Ancora un ingorgo della logistica mondiale? Bye Bye delocalizzazione!

08/05/22 - 2 minuti di lettura

Il commercio mondiale, che vale 22 trilioni di dollari e che dopo la crisi del 2020 era velocemente risalito, è di nuovo ingorgato dalle rigide -e giustificate- regole cinesi per frenare la diffusione del Covid. Le catene delle merci tra Asia, Americhe e Europa sono bloccate tra Shanghai, Ningbo, Shenzen e altri porti, e a questi blocchi si sono aggiunti quelli causati dalla guerra russo-ucraina. Le interruzioni delle logistiche internazionali si diffonderanno a livello globale – e si estenderanno per tutto l’anno – quando le navi mercantili ammassate riprenderanno a navigare.

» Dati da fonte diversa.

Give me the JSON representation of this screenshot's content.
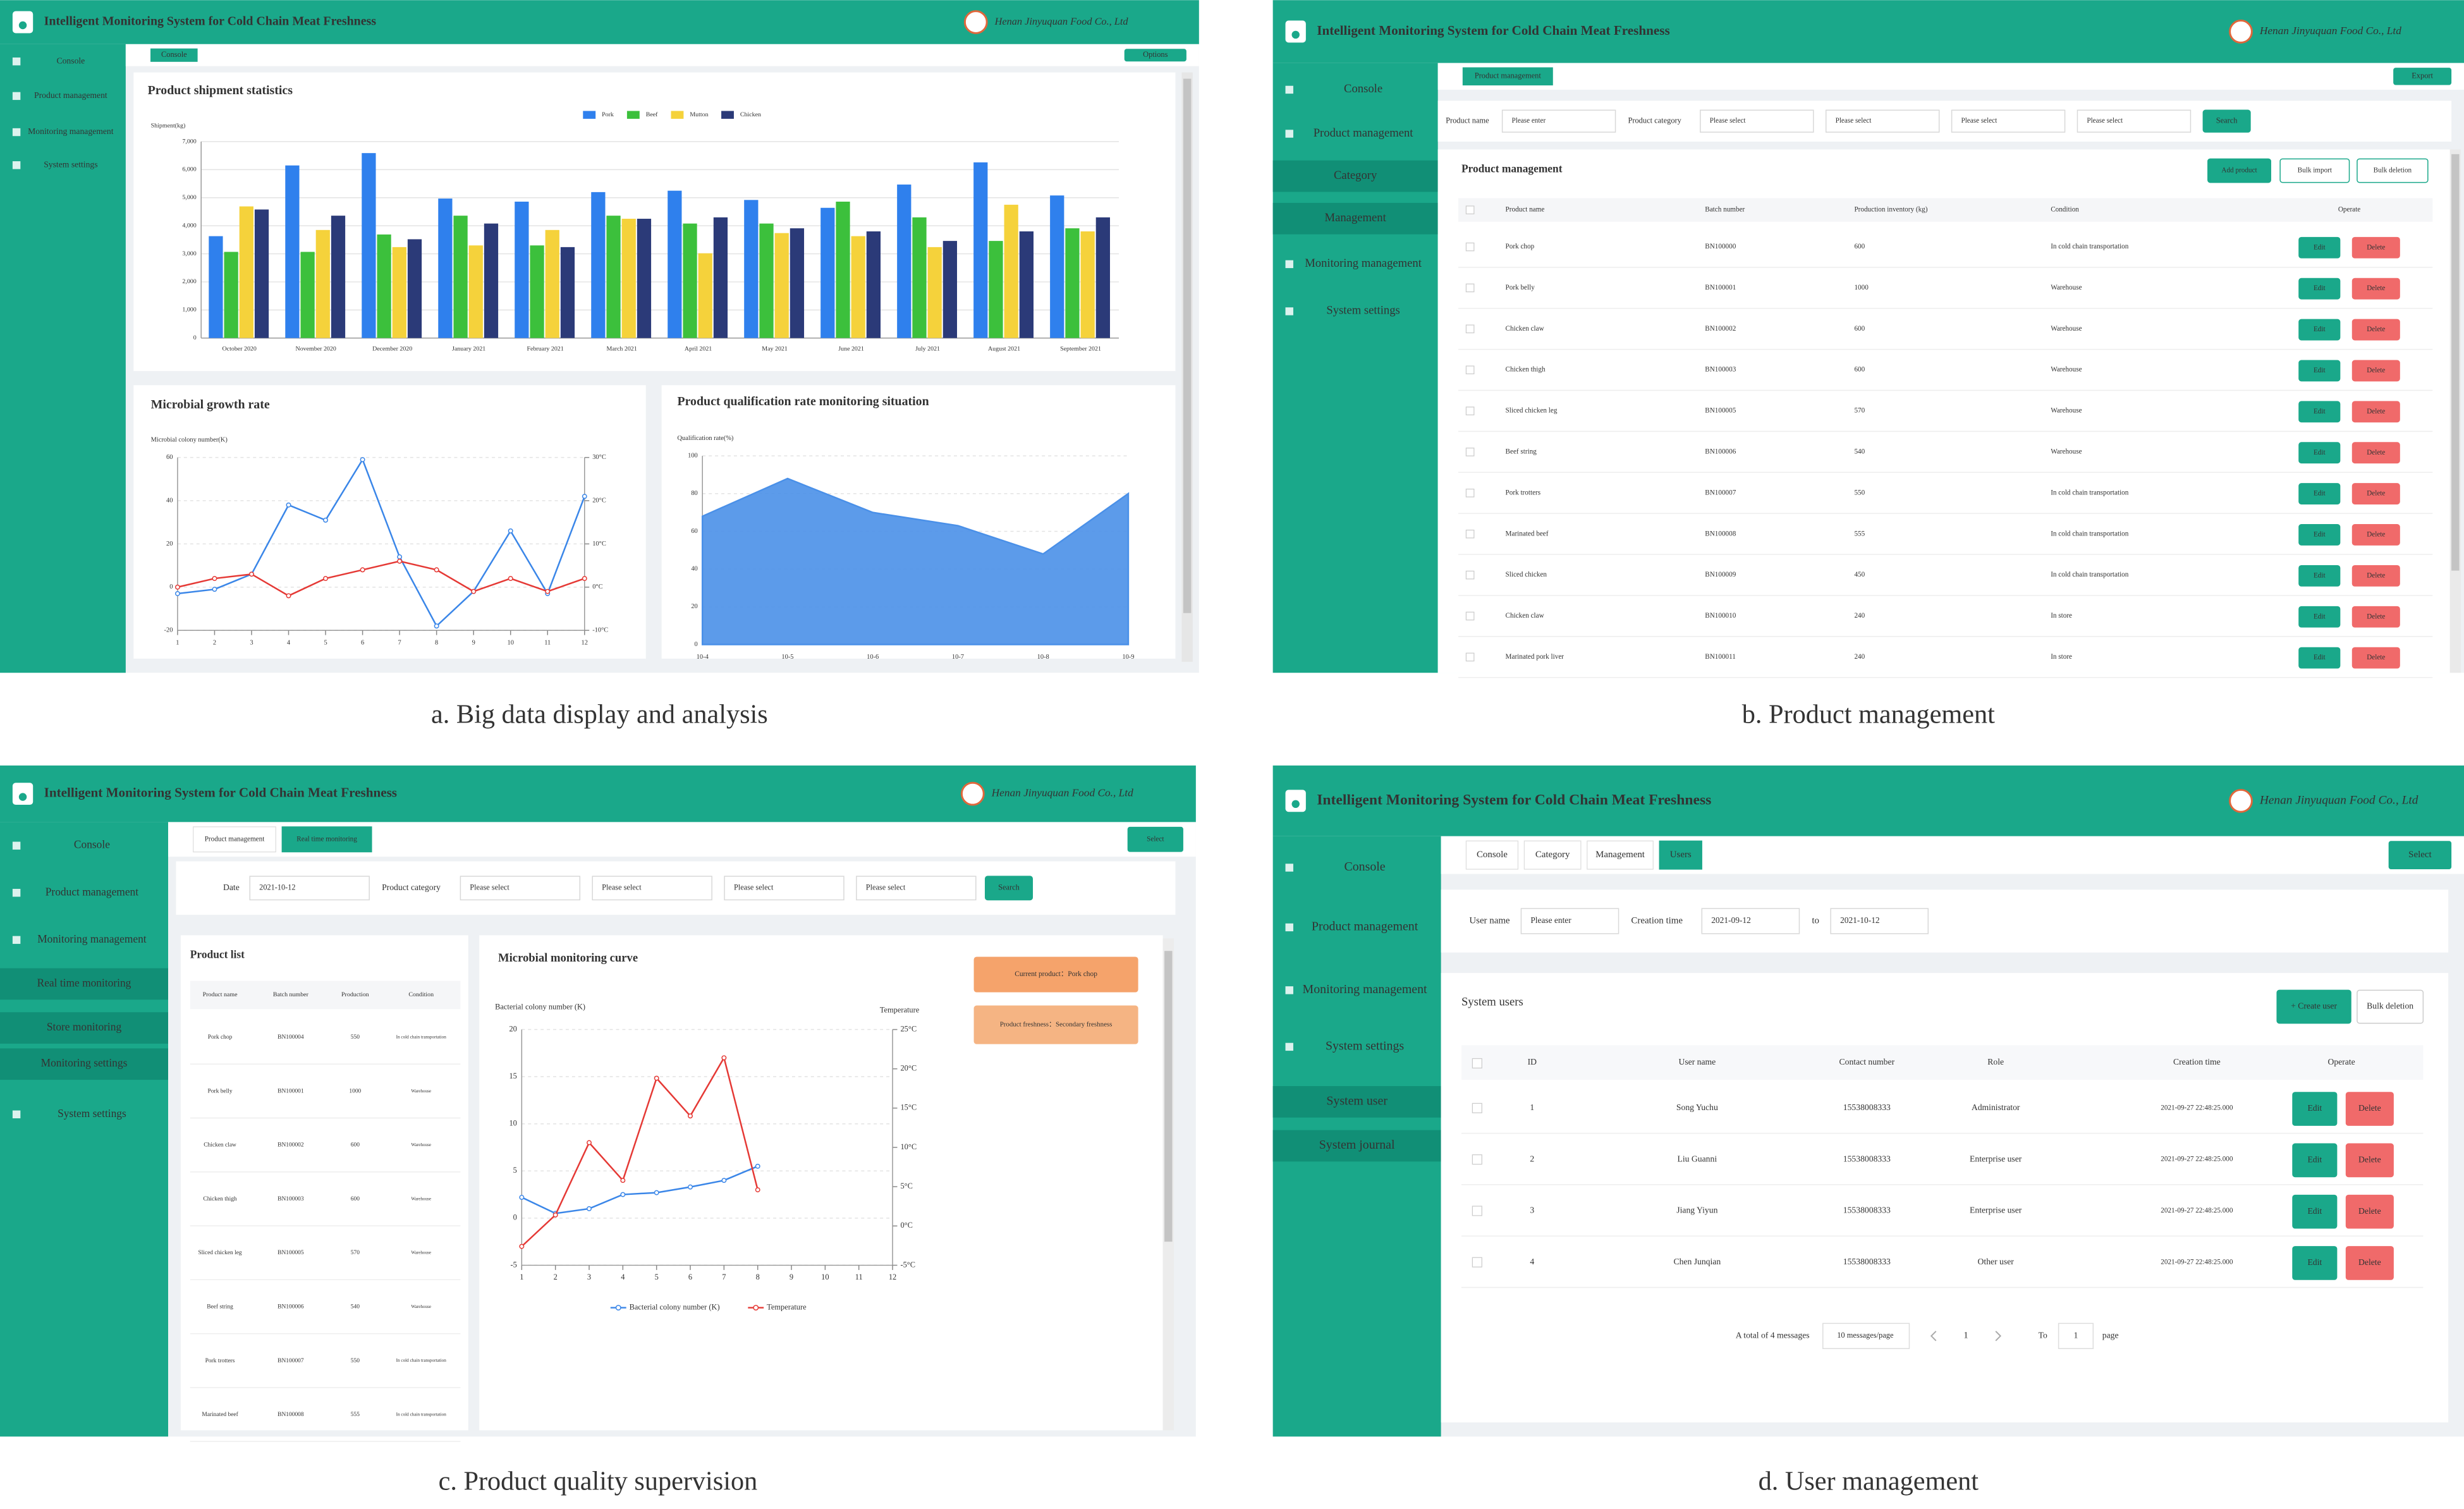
{
  "header": {
    "title": "Intelligent Monitoring System for Cold Chain Meat Freshness",
    "company": "Henan Jinyuquan Food Co., Ltd"
  },
  "buttons": {
    "edit": "Edit",
    "delete": "Delete",
    "search": "Search"
  },
  "panels": [
    {
      "caption": "a. Big data display and analysis",
      "menu": [
        "Console",
        "Product management",
        "Monitoring management",
        "System settings"
      ],
      "tabs": [
        "Console"
      ],
      "action": "Options"
    },
    {
      "caption": "b. Product management",
      "menu": [
        "Console",
        "Product management",
        "Category",
        "Management",
        "Monitoring management",
        "System settings"
      ],
      "tabs": [
        "Product management"
      ],
      "action": "Export",
      "filters": [
        {
          "label": "Product name",
          "input": "Please enter"
        },
        {
          "label": "Product category",
          "input": "Please select"
        },
        {
          "input": "Please select"
        },
        {
          "input": "Please select"
        },
        {
          "input": "Please select"
        }
      ],
      "section": "Product management",
      "section_buttons": [
        "Add product",
        "Bulk import",
        "Bulk deletion"
      ],
      "table": {
        "columns": [
          "Product name",
          "Batch number",
          "Production inventory (kg)",
          "Condition",
          "Operate"
        ],
        "rows": [
          [
            "Pork chop",
            "BN100000",
            600,
            "In cold chain transportation"
          ],
          [
            "Pork belly",
            "BN100001",
            1000,
            "Warehouse"
          ],
          [
            "Chicken claw",
            "BN100002",
            600,
            "Warehouse"
          ],
          [
            "Chicken thigh",
            "BN100003",
            600,
            "Warehouse"
          ],
          [
            "Sliced chicken leg",
            "BN100005",
            570,
            "Warehouse"
          ],
          [
            "Beef string",
            "BN100006",
            540,
            "Warehouse"
          ],
          [
            "Pork trotters",
            "BN100007",
            550,
            "In cold chain transportation"
          ],
          [
            "Marinated beef",
            "BN100008",
            555,
            "In cold chain transportation"
          ],
          [
            "Sliced chicken",
            "BN100009",
            450,
            "In cold chain transportation"
          ],
          [
            "Chicken claw",
            "BN100010",
            240,
            "In store"
          ],
          [
            "Marinated pork liver",
            "BN100011",
            240,
            "In store"
          ]
        ]
      }
    },
    {
      "caption": "c. Product quality supervision",
      "menu": [
        "Console",
        "Product management",
        "Monitoring management",
        "Real time monitoring",
        "Store monitoring",
        "Monitoring settings",
        "System settings"
      ],
      "tabs": [
        "Product management",
        "Real time monitoring"
      ],
      "action": "Select",
      "filters": [
        {
          "label": "Date",
          "input": "2021-10-12"
        },
        {
          "label": "Product category",
          "input": "Please select"
        },
        {
          "input": "Please select"
        },
        {
          "input": "Please select"
        },
        {
          "input": "Please select"
        }
      ],
      "list_title": "Product list",
      "table": {
        "columns": [
          "Product name",
          "Batch number",
          "Production",
          "Condition"
        ],
        "rows": [
          [
            "Pork chop",
            "BN100004",
            550,
            "In cold chain transportation"
          ],
          [
            "Pork belly",
            "BN100001",
            1000,
            "Warehouse"
          ],
          [
            "Chicken claw",
            "BN100002",
            600,
            "Warehouse"
          ],
          [
            "Chicken thigh",
            "BN100003",
            600,
            "Warehouse"
          ],
          [
            "Sliced chicken leg",
            "BN100005",
            570,
            "Warehouse"
          ],
          [
            "Beef string",
            "BN100006",
            540,
            "Warehouse"
          ],
          [
            "Pork trotters",
            "BN100007",
            550,
            "In cold chain transportation"
          ],
          [
            "Marinated beef",
            "BN100008",
            555,
            "In cold chain transportation"
          ]
        ]
      },
      "status": [
        "Current product：Pork chop",
        "Product freshness：Secondary freshness"
      ]
    },
    {
      "caption": "d. User management",
      "menu": [
        "Console",
        "Product management",
        "Monitoring management",
        "System settings",
        "System user",
        "System journal"
      ],
      "tabs": [
        "Console",
        "Category",
        "Management",
        "Users"
      ],
      "action": "Select",
      "filters": [
        {
          "label": "User name",
          "input": "Please enter"
        },
        {
          "label": "Creation time",
          "input": "2021-09-12"
        },
        {
          "label": "to",
          "input": "2021-10-12"
        }
      ],
      "section": "System users",
      "section_buttons": [
        "+ Create user",
        "Bulk deletion"
      ],
      "table": {
        "columns": [
          "ID",
          "User name",
          "Contact number",
          "Role",
          "Creation time",
          "Operate"
        ],
        "rows": [
          [
            1,
            "Song Yuchu",
            "15538008333",
            "Administrator",
            "2021-09-27 22:48:25.000"
          ],
          [
            2,
            "Liu Guanni",
            "15538008333",
            "Enterprise user",
            "2021-09-27 22:48:25.000"
          ],
          [
            3,
            "Jiang Yiyun",
            "15538008333",
            "Enterprise user",
            "2021-09-27 22:48:25.000"
          ],
          [
            4,
            "Chen Junqian",
            "15538008333",
            "Other user",
            "2021-09-27 22:48:25.000"
          ]
        ]
      },
      "pagination": {
        "total": "A total of 4 messages",
        "page_size": "10 messages/page",
        "current": 1,
        "goto_label": "To",
        "goto_value": 1,
        "page_label": "page"
      }
    }
  ],
  "chart_data": [
    {
      "type": "bar",
      "title": "Product shipment statistics",
      "y_label": "Shipment(kg)",
      "categories": [
        "October 2020",
        "November 2020",
        "December 2020",
        "January 2021",
        "February 2021",
        "March 2021",
        "April 2021",
        "May 2021",
        "June 2021",
        "July 2021",
        "August 2021",
        "September 2021"
      ],
      "series": [
        {
          "name": "Pork",
          "color": "#2f80ed",
          "values": [
            3630,
            6150,
            6590,
            4970,
            4860,
            5200,
            5250,
            4920,
            4640,
            5470,
            6260,
            5080
          ]
        },
        {
          "name": "Beef",
          "color": "#3cc03c",
          "values": [
            3070,
            3070,
            3690,
            4360,
            3300,
            4360,
            4080,
            4080,
            4860,
            4300,
            3460,
            3910
          ]
        },
        {
          "name": "Mutton",
          "color": "#f5d23b",
          "values": [
            4690,
            3850,
            3240,
            3300,
            3850,
            4250,
            3020,
            3740,
            3630,
            3240,
            4750,
            3800
          ]
        },
        {
          "name": "Chicken",
          "color": "#2b3a78",
          "values": [
            4580,
            4360,
            3520,
            4080,
            3240,
            4250,
            4300,
            3910,
            3800,
            3460,
            3800,
            4300
          ]
        }
      ],
      "ylim": [
        0,
        7000
      ],
      "yticks": [
        0,
        {
          "value": 1000,
          "label": "1,000"
        },
        {
          "value": 2000,
          "label": "2,000"
        },
        {
          "value": 3000,
          "label": "3,000"
        },
        {
          "value": 4000,
          "label": "4,000"
        },
        {
          "value": 5000,
          "label": "5,000"
        },
        {
          "value": 6000,
          "label": "6,000"
        },
        {
          "value": 7000,
          "label": "7,000"
        }
      ],
      "grid": true,
      "legend": "top"
    },
    {
      "type": "line",
      "title": "Microbial growth rate",
      "y_label": "Microbial colony number(K)",
      "x": [
        1,
        2,
        3,
        4,
        5,
        6,
        7,
        8,
        9,
        10,
        11,
        12
      ],
      "xlim": [
        1,
        12
      ],
      "xticks": [
        1,
        2,
        3,
        4,
        5,
        6,
        7,
        8,
        9,
        10,
        11,
        12
      ],
      "ylim": [
        -20,
        60
      ],
      "yticks": [
        -20,
        0,
        20,
        40,
        60
      ],
      "y2lim": [
        -10,
        30
      ],
      "y2ticks": [
        {
          "value": -10,
          "label": "-10°C"
        },
        {
          "value": 0,
          "label": "0°C"
        },
        {
          "value": 10,
          "label": "10°C"
        },
        {
          "value": 20,
          "label": "20°C"
        },
        {
          "value": 30,
          "label": "30°C"
        }
      ],
      "series": [
        {
          "color": "#3a86e8",
          "values": [
            -3,
            -1,
            6,
            38,
            31,
            59,
            14,
            -18,
            -2,
            26,
            -3,
            42
          ]
        },
        {
          "color": "#e53935",
          "axis": "y2",
          "values": [
            0,
            2,
            3,
            -2,
            2,
            4,
            6,
            4,
            -1,
            2,
            -1,
            2
          ]
        }
      ],
      "grid": true
    },
    {
      "type": "area",
      "title": "Product qualification rate monitoring situation",
      "y_label": "Qualification rate(%)",
      "categories": [
        "10-4",
        "10-5",
        "10-6",
        "10-7",
        "10-8",
        "10-9"
      ],
      "values": [
        68,
        88,
        70,
        63,
        48,
        80
      ],
      "color": "#4a90e8",
      "ylim": [
        0,
        100
      ],
      "yticks": [
        0,
        20,
        40,
        60,
        80,
        100
      ],
      "grid": true
    },
    {
      "type": "line",
      "title": "Microbial monitoring curve",
      "y_label": "Bacterial colony number (K)",
      "y2_label": "Temperature",
      "x": [
        1,
        2,
        3,
        4,
        5,
        6,
        7,
        8,
        9,
        10,
        11,
        12
      ],
      "xlim": [
        1,
        12
      ],
      "xticks": [
        1,
        2,
        3,
        4,
        5,
        6,
        7,
        8,
        9,
        10,
        11,
        12
      ],
      "ylim": [
        -5,
        20
      ],
      "yticks": [
        -5,
        0,
        5,
        10,
        15,
        20
      ],
      "y2lim": [
        -5,
        25
      ],
      "y2ticks": [
        {
          "value": -5,
          "label": "-5°C"
        },
        {
          "value": 0,
          "label": "0°C"
        },
        {
          "value": 5,
          "label": "5°C"
        },
        {
          "value": 10,
          "label": "10°C"
        },
        {
          "value": 15,
          "label": "15°C"
        },
        {
          "value": 20,
          "label": "20°C"
        },
        {
          "value": 25,
          "label": "25°C"
        }
      ],
      "series": [
        {
          "name": "Bacterial colony number (K)",
          "color": "#3a86e8",
          "values": [
            2.2,
            0.5,
            1,
            2.5,
            2.7,
            3.3,
            4,
            5.5,
            null,
            null,
            null,
            null
          ]
        },
        {
          "name": "Temperature",
          "color": "#e53935",
          "axis": "y2",
          "values": [
            -2.6,
            1.4,
            10.6,
            5.8,
            18.8,
            14,
            21.4,
            4.6,
            null,
            null,
            null,
            null
          ]
        }
      ],
      "grid": true,
      "legend": "bottom"
    }
  ]
}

“Gli esperti e noi siamo d’accordo -ha affermato di recente Jacques Vandermeiren, Ad del porto di Anversa, il secondo più trafficato d’Europa per volume di container- prevedono un caos ancora peggiore rispetto a quello dell’anno scorso – E quando l’esportazione delle merci riprenderà verso i porti americani e europei i tempi di attesa aumenteranno in misura esponenziale, secondo quanto ha dichiarato di recente Julie Gerdeman, CEO della società di analisi del rischio della catena di approvvigionamento Everstream Analytics. Il problema avrà infatti una diabolica “coda”, dovuta ad un altro gigantesco ingorgo, quello dei tir che dovranno scaricare le merci dai porti e quindi partire per le destinazioni più diverse. Il tutto con dimensioni, numeri e ingombri di portata impressionante.Quanto agli effetti sulle diverse aree di destinazione, è l’Europa ad subìre già da ora le conseguenze più pesanti poiché -come ha sottolineato la presidente della BCE Christine Lagarde- l’integrazione dell’Europa nelle catene del valore globali è ancora più profonda di quella degli Stati Uniti. Il commercio come quota del prodotto interno lordo dell’area dell’euro è salito al 54% nel 2019 dal 31% di due decenni prima, rispetto all’aumento di 3 punti percentuali dell’America al 26%.Ci vogliono quasi 118 giorni da record prima che le merci raggiungano un magazzino in Europa dal momento in cui sono pronte a lasciare una fabbrica asiatica”. Va inoltre ricordato che tre quarti dei grandi manager delle aziende americane ha-con un gigantesco ritardo- riconosciuto con un giro di parole particolarmente ipocrita che bisogna accelerare la regionalizzazione delle catene di approvvigionamento. Molto più efficacemente e proprio in questi giorni la società di consulenza Kearney hatradotto questoa frase, rivelando che il 78% degli amministratori delegati sta prendendo in considerazione il reshoring o l’ha già fatto. E se si considera che la Cina, da sola, vale il 12 per cento del commercio mondiale, risulta chiaro un trend inarrestabile: la globalizzazione che ha reso più ricchi i paesi ricchi e più poveri quelli poveri, sta ora creando problemi anche alle multinazionali che dalla globalizzazione selvaggia e schiavizzante hanno tratto enormi -e spesso sconosciuti perchè nascosti in paradisi fiscali- profitti. Poiché i loro profitti stanno accusando leggerissimi scostamenti, la globalizzazione -fanno dichiarare ai loro portavoce-è al termine o perlomeno avrà un consistente ridimensionamento.